Fresh spring rolls
Ingredients
Spring rolls
1 So Sweet carrot julienned
1 cucumber finely sliced
¼ red cabbage finely sliced
1 handful of fresh herbs of your choice
1 large ripe avocado finely sliced
1 red capsicum finely sliced
1 handful of mung bean sprouts
1 packet rice wrappers
1 packet vermicelli noodles
Dipping Sauce
3/4 cup smooth peanut butter
2 Tbsp soy/tamari sauce
1 Tbsp rice vinegar
2 Tbsp brown sugar
1 tsp minced garlic
1 tsp minced ginger
3-5 Tbsp warm water
Sesame seeds to garnish
Directions
Cut and prepare the vegetables.
Cook the vermicelli noodles as stated on the packet.
Set out a round shallow bowl with boiling hot water and place next to the prepared vegetables. Place a chopping board beside these assembling the rolls.
Follow the instructions for cooking time for the rice wrappers. One at a time use your hands to gently wipe the wrapper dry then place on the chopping board to assemble. Start with the vermicelli noodles in the centre of the roll then add a small amount of each vegetable on top, ending with the herbs, avocado and a sprinkle of sesame seeds.

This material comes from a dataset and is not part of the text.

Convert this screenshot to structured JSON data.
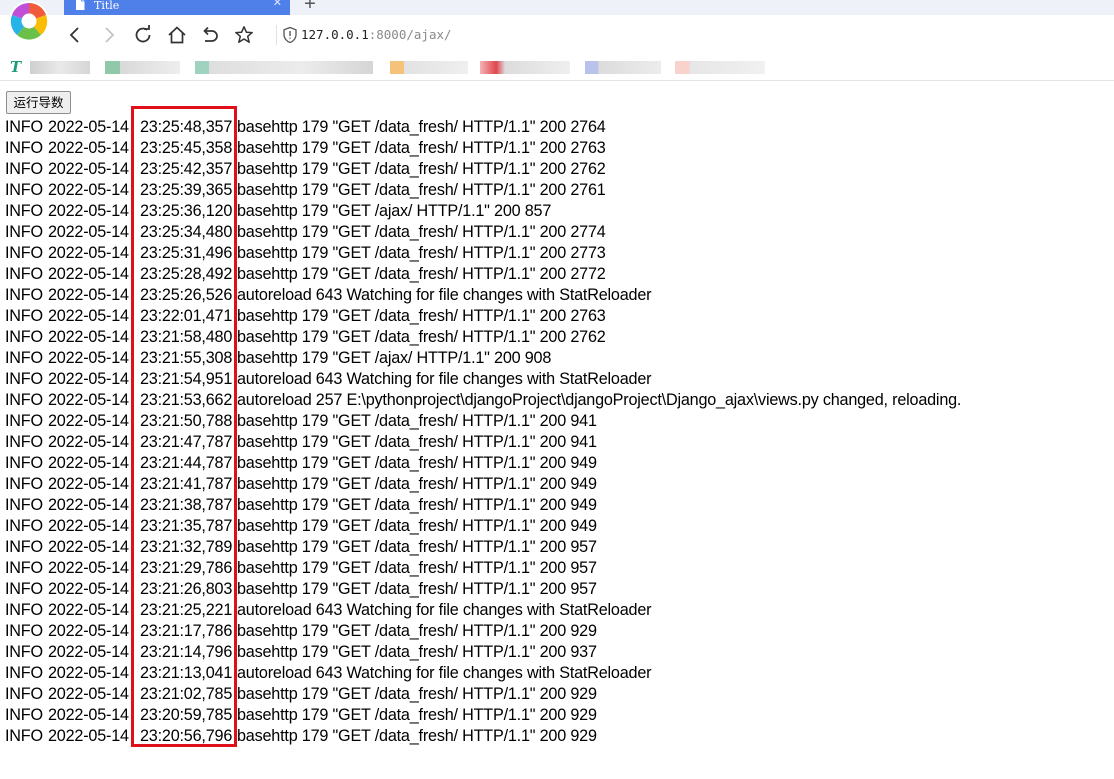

Fold the end of the rice wrapper closest to you over the top of the filling then fold the sides toward the center and roll like a burrito, ensuring everything stays inside. You can find plenty of helpful tutorials on Youtube if you’re struggling with this.
To make the sauce mix all ingredients in a small bowl and garnish with sesame seeds.